Angewidert blätterte Leo Klemm in den Unterlagen und betrachtete die Fotos der Männer. Da Waller tot war, erschossen von Elise Pfanzelt, legte der Kommissär dessen Akte zur Seite.
Friedrich Berner, der andere überlebende Mittäter des Massakers, geboren 1908 in Zwiesel, war 1930 in die NSDAP eingetreten. Er hatte eine Lehre als Maler abgeschlossen und galt als ein Mann, der alles und jedes organisierte, was in Kriegszeiten von Wert war. Auf dem Bild wirkte er schmal und unnatürlich stolz. Das blonde Haar streng gescheitelt. Zudem ließ sich der Eindruck gewinnen, dass der alleinstehende Mann gern maskuline Burschen um sich scharte. Es fand sich zwar nichts darüber in der Akte, aber Klemm ging davon aus, dass Friedrich Berner homosexuell war. Die Fotografie zeigte ihn in der Uniform eines SS-Rottenführers. Ebenso wie Dorn war Berner nach der Tat sofort abgetaucht. Nun galt es, die beiden möglichst schnell dingfest zu machen. Das hörte sich einfacher an, als es tatsächlich war. Leo Klemm hatte keine Ahnung, wo er in den Wirren des Kriegsendes mit der Suche beginnen sollte. Hier waren der Spürsinn und der Instinkt des erfahrenen Ermittlungsbeamten gefordert.
Er legte eine Landkarte von Bayern auf den großen Besprechungstisch. Nach Passau war es nicht weit, und damit auch nicht nach Österreich. München erschien als weitere Option. Der Osten war versperrt, insbesondere für ehemalige Angehörige der Waffen-SS. Was lag näher, als zunächst einmal die Familie von Michael Dorn in Schachtenstein aufzusuchen?

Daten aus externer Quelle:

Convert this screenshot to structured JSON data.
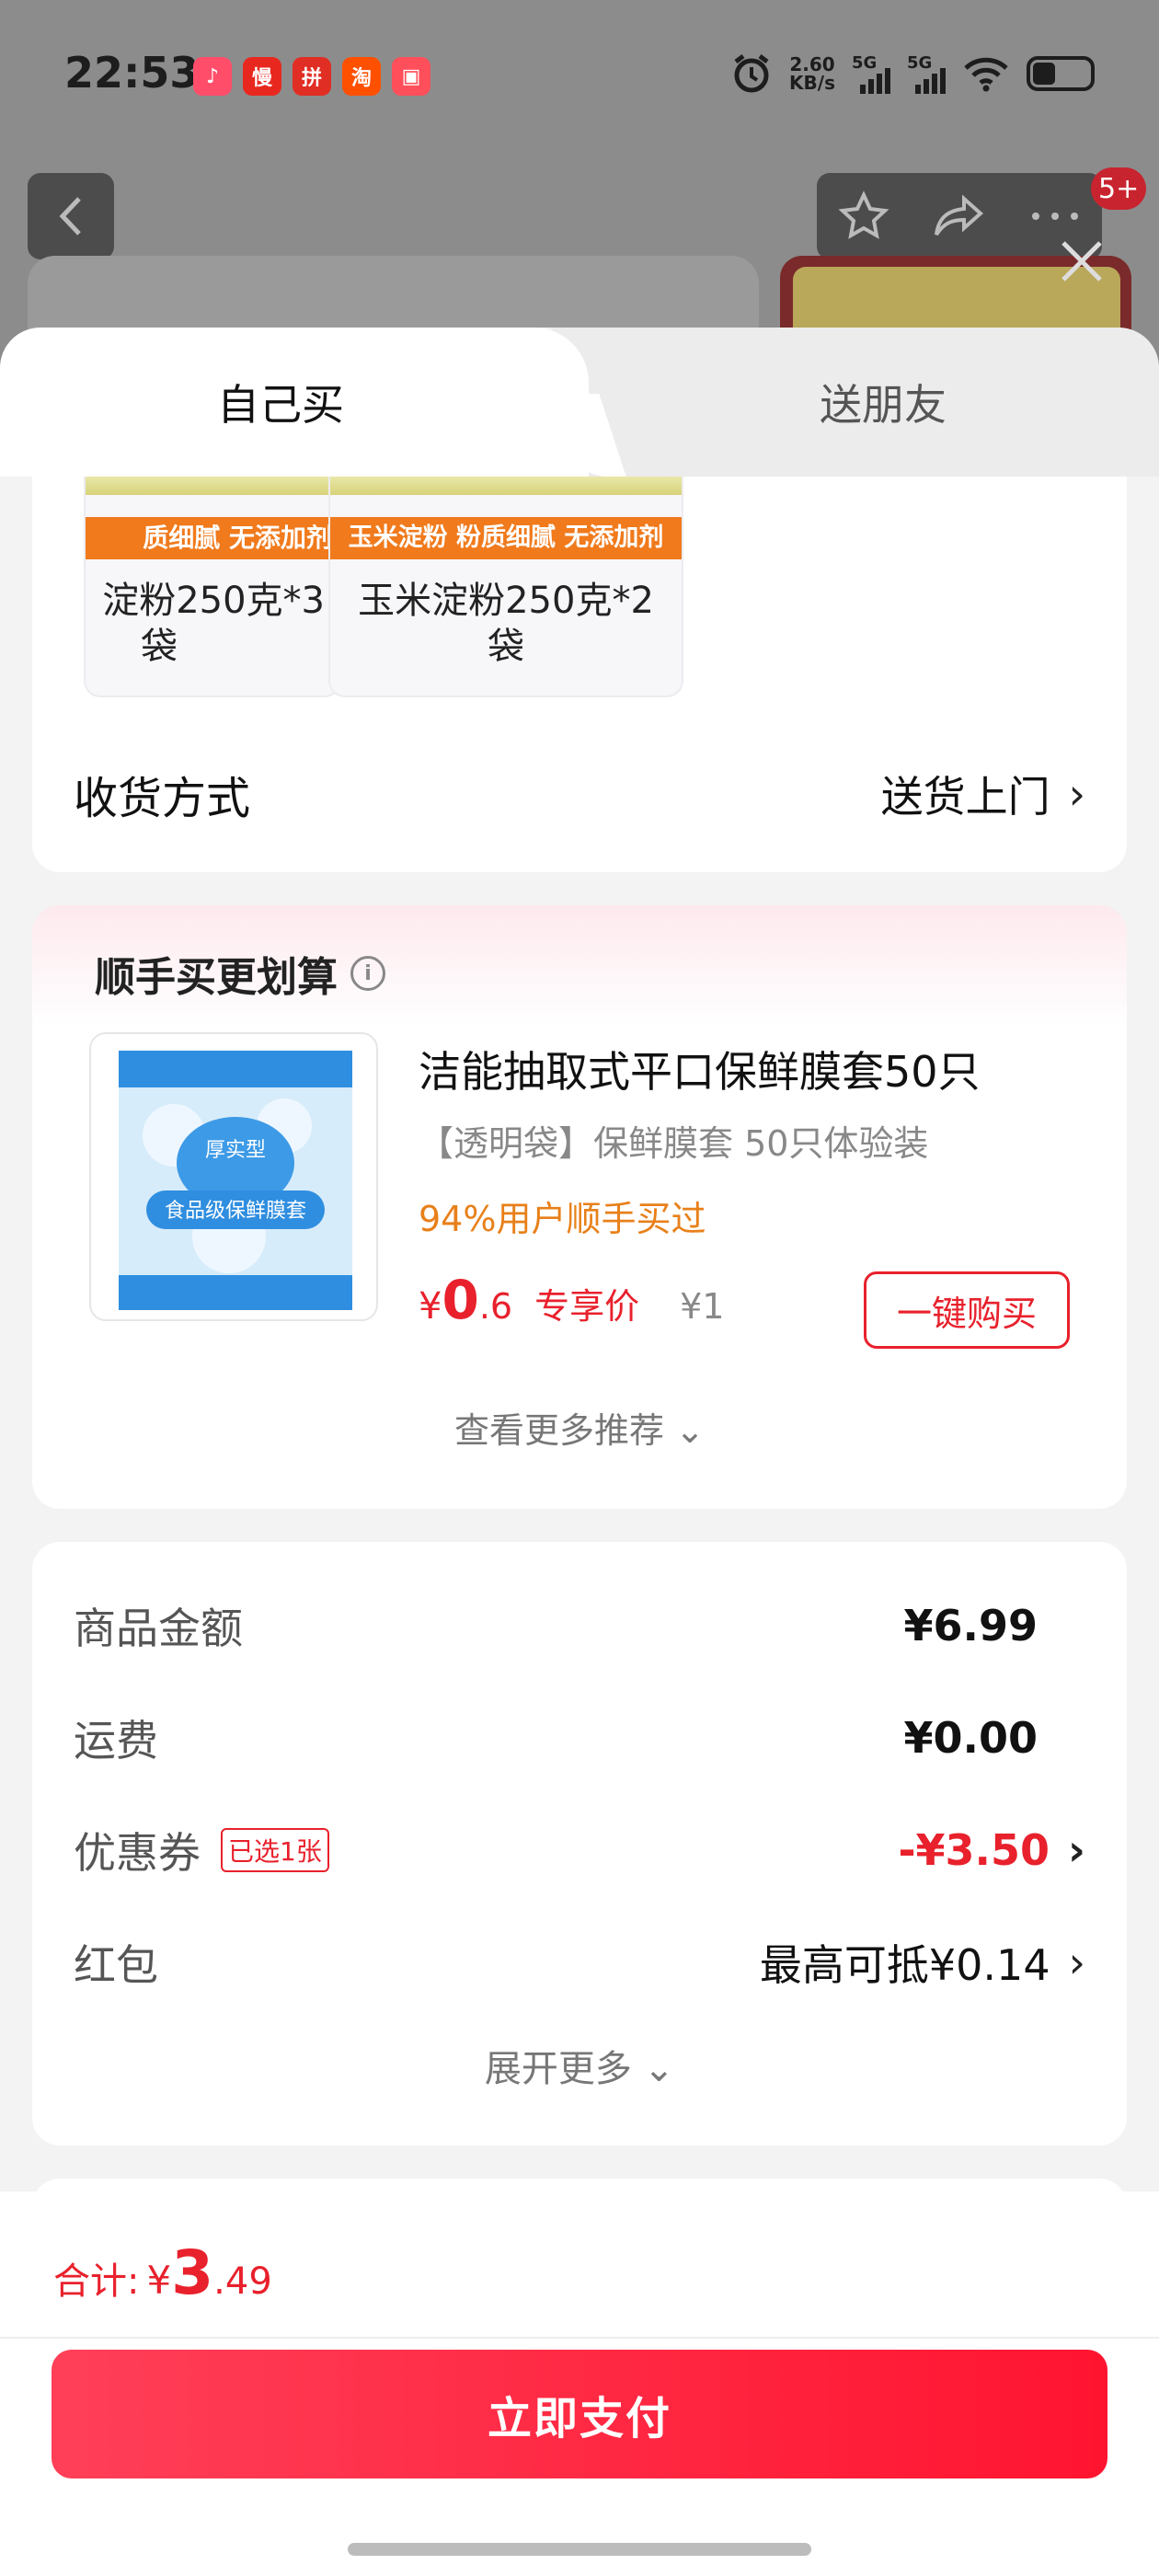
{
  "status_bar": {
    "time": "22:53",
    "app_icons": [
      {
        "icon": "douyin-app-icon",
        "color": "#ff4d6a",
        "glyph": "♪"
      },
      {
        "icon": "manmanbuy-app-icon",
        "color": "#e8281e",
        "glyph": "慢"
      },
      {
        "icon": "pinduoduo-app-icon",
        "color": "#e02e24",
        "glyph": "拼"
      },
      {
        "icon": "taobao-app-icon",
        "color": "#ff5000",
        "glyph": "淘"
      },
      {
        "icon": "storage-app-icon",
        "color": "#ff4f5a",
        "glyph": "▣"
      }
    ],
    "net_speed_value": "2.60",
    "net_speed_unit": "KB/s",
    "signal1_label": "5G",
    "signal2_label": "5G"
  },
  "background_page": {
    "badge": "5+"
  },
  "tabs": {
    "self": "自己买",
    "friend": "送朋友"
  },
  "variants": [
    {
      "banner": "质细腻 无添加剂",
      "name_line1": "淀粉250克*3",
      "name_line2": "袋"
    },
    {
      "banner": "玉米淀粉 粉质细腻 无添加剂",
      "name_line1": "玉米淀粉250克*2",
      "name_line2": "袋"
    }
  ],
  "delivery": {
    "label": "收货方式",
    "value": "送货上门"
  },
  "recommend": {
    "title": "顺手买更划算",
    "product_name": "洁能抽取式平口保鲜膜套50只",
    "product_spec": "【透明袋】保鲜膜套 50只体验装",
    "popularity": "94%用户顺手买过",
    "price_symbol": "¥",
    "price_int": "0",
    "price_dec": ".6",
    "price_tag": "专享价",
    "original_price": "¥1",
    "buy_button": "一键购买",
    "more": "查看更多推荐",
    "image_text": "食品级保鲜膜套",
    "image_brand": "厚实型"
  },
  "summary": {
    "goods_label": "商品金额",
    "goods_value": "¥6.99",
    "shipping_label": "运费",
    "shipping_value": "¥0.00",
    "coupon_label": "优惠券",
    "coupon_badge": "已选1张",
    "coupon_value": "-¥3.50",
    "redpacket_label": "红包",
    "redpacket_value": "最高可抵¥0.14",
    "expand": "展开更多"
  },
  "bottom": {
    "total_label": "合计:",
    "total_symbol": "¥",
    "total_int": "3",
    "total_dec": ".49",
    "pay_button": "立即支付"
  },
  "colors": {
    "accent_red": "#e8212c",
    "orange": "#e8801a",
    "pay_gradient_start": "#ff3f58",
    "pay_gradient_end": "#ff1430"
  }
}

Der Kommissär verstaute die Landkarte wieder in der dazugehörigen Mappe. Dann legte er die Akten aufeinander, zuoberst die des mutmaßlichen Haupttäters Dorn. Sie würde er morgen zur Befragung von dessen Ehefrau mitnehmen. Klemm löschte das Licht und begab sich in seine karge Schlafkammer. Als er zu Bett ging, schlug es vom Kirchturm zweimal.